Stability and bifurcation analysis of a heroin model with diffusion, delay and nonlinear incidence rate.

As we all know, the use of heroin and other drugs in Europe and more specifically in Ireland and the resulting prevalence are well documented. A huge population is still dying using heroin every day. This may happen due to, several reasons like, excessive use of painkiller, lack of awareness etc. It has also inspired mathematical modelers to develop dynamical systems predicting the use of heroin in long run.
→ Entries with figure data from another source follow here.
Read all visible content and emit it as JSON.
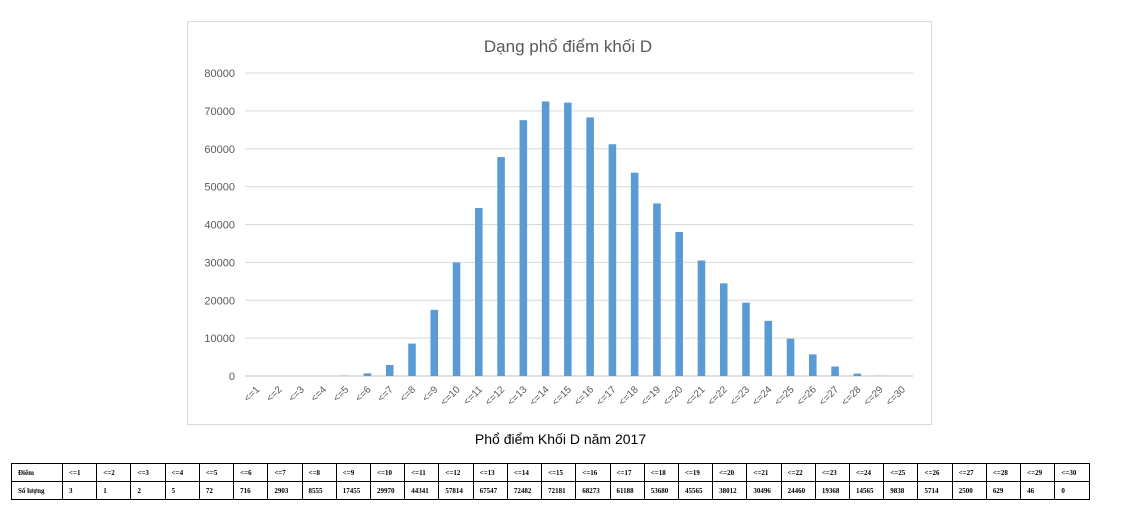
{
  "chart_data": {
    "type": "bar",
    "title": "Dạng phổ điểm khối D",
    "xlabel": "",
    "ylabel": "",
    "ylim": [
      0,
      80000
    ],
    "yticks": [
      0,
      10000,
      20000,
      30000,
      40000,
      50000,
      60000,
      70000,
      80000
    ],
    "grid": true,
    "categories": [
      "<=1",
      "<=2",
      "<=3",
      "<=4",
      "<=5",
      "<=6",
      "<=7",
      "<=8",
      "<=9",
      "<=10",
      "<=11",
      "<=12",
      "<=13",
      "<=14",
      "<=15",
      "<=16",
      "<=17",
      "<=18",
      "<=19",
      "<=20",
      "<=21",
      "<=22",
      "<=23",
      "<=24",
      "<=25",
      "<=26",
      "<=27",
      "<=28",
      "<=29",
      "<=30"
    ],
    "values": [
      3,
      1,
      2,
      5,
      72,
      716,
      2903,
      8555,
      17455,
      29970,
      44341,
      57814,
      67547,
      72482,
      72181,
      68273,
      61188,
      53680,
      45565,
      38012,
      30496,
      24460,
      19368,
      14565,
      9838,
      5714,
      2500,
      629,
      46,
      0
    ],
    "bar_color": "#5b9bd5"
  },
  "caption": "Phổ điểm Khối D năm 2017",
  "table": {
    "row1_label": "Điểm",
    "row2_label": "Số lượng",
    "headers": [
      "<=1",
      "<=2",
      "<=3",
      "<=4",
      "<=5",
      "<=6",
      "<=7",
      "<=8",
      "<=9",
      "<=10",
      "<=11",
      "<=12",
      "<=13",
      "<=14",
      "<=15",
      "<=16",
      "<=17",
      "<=18",
      "<=19",
      "<=20",
      "<=21",
      "<=22",
      "<=23",
      "<=24",
      "<=25",
      "<=26",
      "<=27",
      "<=28",
      "<=29",
      "<=30"
    ],
    "values": [
      "3",
      "1",
      "2",
      "5",
      "72",
      "716",
      "2903",
      "8555",
      "17455",
      "29970",
      "44341",
      "57814",
      "67547",
      "72482",
      "72181",
      "68273",
      "61188",
      "53680",
      "45565",
      "38012",
      "30496",
      "24460",
      "19368",
      "14565",
      "9838",
      "5714",
      "2500",
      "629",
      "46",
      "0"
    ]
  }
}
In this work, the effect of heroin in Europe has been discussed by constructing a suitable mathematical model. Our model describes the process of treatment for heroin users by consolidating a sensible utilitarian structure that speaking to the restricted accessibility of treatment. In the treatment time frame, because of the discretion of the medication clients, some kind of time delay called immunity delay might be found. The effect of immunity delay on the system's stability has been examined. The existence of positive solution and its boundedness has been established. Also, the local stability of the interior equilibrium point has been studied. Taking the immunity delay as the key parameter, the condition for Hopf-bifurcation has been studied. Using normal form theory and center manifold theorem, we have likewise talked about the direction and stability of delay induced Hopf-bifurcation. The corresponding reaction diffusion system with Dirichlet boundary condition has been considered and the Turing instability has been studied. Obtained solutions have also been plotted by choosing a suitable value of the parameters as the support of our obtained analytical results.